In a statement, the U.S. Trade Representative, Jamieson Greer, said "the United States did not agree to renew the USMCA in its current form," citing what it called the agreement's shortcomings and U.S. trade deficits with Mexico and Canada. The statement did not detail specific figures.
What it means
Declining a long-term renewal does not end the agreement. Instead, as Bloomberg reported, it shifts the pact into a cycle of annual reviews: the deal remains in force, but the three countries must revisit it each year, with a further decision point in 2027 and a longer horizon stretching toward the early 2030s if no agreement to renew is reached. In practice, that replaces the certainty of a fixed multi-year extension with rolling, open-ended negotiations.

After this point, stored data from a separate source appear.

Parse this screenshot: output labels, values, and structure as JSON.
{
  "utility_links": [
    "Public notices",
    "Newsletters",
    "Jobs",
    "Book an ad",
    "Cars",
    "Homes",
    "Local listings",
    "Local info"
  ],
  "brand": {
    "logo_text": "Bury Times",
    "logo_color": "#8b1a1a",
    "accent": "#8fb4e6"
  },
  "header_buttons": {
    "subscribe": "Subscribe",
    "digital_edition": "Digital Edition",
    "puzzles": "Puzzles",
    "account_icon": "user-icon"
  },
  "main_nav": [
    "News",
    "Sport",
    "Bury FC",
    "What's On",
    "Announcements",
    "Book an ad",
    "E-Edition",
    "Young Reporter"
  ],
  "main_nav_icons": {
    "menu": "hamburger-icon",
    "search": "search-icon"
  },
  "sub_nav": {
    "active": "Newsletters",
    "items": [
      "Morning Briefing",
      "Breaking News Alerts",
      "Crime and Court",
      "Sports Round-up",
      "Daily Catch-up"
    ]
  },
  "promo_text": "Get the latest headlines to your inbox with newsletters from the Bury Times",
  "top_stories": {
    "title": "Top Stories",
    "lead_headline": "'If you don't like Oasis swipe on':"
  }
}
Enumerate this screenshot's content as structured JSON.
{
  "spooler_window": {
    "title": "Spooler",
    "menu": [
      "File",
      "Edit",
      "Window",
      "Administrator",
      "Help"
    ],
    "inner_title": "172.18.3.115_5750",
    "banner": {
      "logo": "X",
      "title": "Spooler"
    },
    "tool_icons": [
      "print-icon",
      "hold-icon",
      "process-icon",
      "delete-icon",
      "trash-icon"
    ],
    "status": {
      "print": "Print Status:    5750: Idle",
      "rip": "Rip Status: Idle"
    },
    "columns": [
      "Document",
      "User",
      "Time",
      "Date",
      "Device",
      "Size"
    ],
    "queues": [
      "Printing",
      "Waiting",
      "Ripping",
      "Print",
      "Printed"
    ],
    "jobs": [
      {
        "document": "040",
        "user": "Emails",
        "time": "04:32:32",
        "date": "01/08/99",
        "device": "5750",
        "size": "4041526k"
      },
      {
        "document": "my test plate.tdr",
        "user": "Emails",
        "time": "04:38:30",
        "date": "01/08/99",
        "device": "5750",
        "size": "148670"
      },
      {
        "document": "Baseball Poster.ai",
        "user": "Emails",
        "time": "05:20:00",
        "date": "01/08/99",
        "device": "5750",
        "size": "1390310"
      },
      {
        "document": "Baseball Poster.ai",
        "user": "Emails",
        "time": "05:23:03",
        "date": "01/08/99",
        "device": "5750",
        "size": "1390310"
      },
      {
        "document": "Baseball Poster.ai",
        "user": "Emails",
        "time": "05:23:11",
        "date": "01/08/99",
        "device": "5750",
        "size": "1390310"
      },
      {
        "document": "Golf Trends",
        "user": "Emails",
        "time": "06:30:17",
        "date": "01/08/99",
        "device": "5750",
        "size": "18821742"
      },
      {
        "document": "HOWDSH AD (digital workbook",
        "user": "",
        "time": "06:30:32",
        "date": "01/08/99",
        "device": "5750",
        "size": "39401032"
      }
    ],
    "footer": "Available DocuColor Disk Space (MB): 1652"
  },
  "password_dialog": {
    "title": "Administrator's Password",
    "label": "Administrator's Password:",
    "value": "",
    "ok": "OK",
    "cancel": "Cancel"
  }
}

Washington has indicated it wants to use the process to press for changes, and has been holding bilateral talks with Mexico on issues including automotive content rules, steel and aluminum, and economic security. Canada had formally sought renewal ahead of the review.
The stakes
The USMCA underpins deeply integrated North American supply chains, particularly in cars, agriculture and manufacturing, and covers well over a trillion dollars in annual trade among the three countries. Mexico is now among the United States' largest trading partners.
Businesses generally prize predictability in trade rules, and the move to yearly reviews injects a recurring element of doubt into decisions about where to build factories and route supply chains. Supporters of a tougher U.S. stance argue the reviews give Washington leverage to address imbalances and update the pact for new concerns, from critical minerals to Chinese investment in the region. Critics warn that perpetual renegotiation could unsettle investment across the continent.
For now, the agreement stays in place, and the coming year of talks will offer the first test of whether the three governments can narrow their differences — or whether North American trade is entering a prolonged period of uncertainty.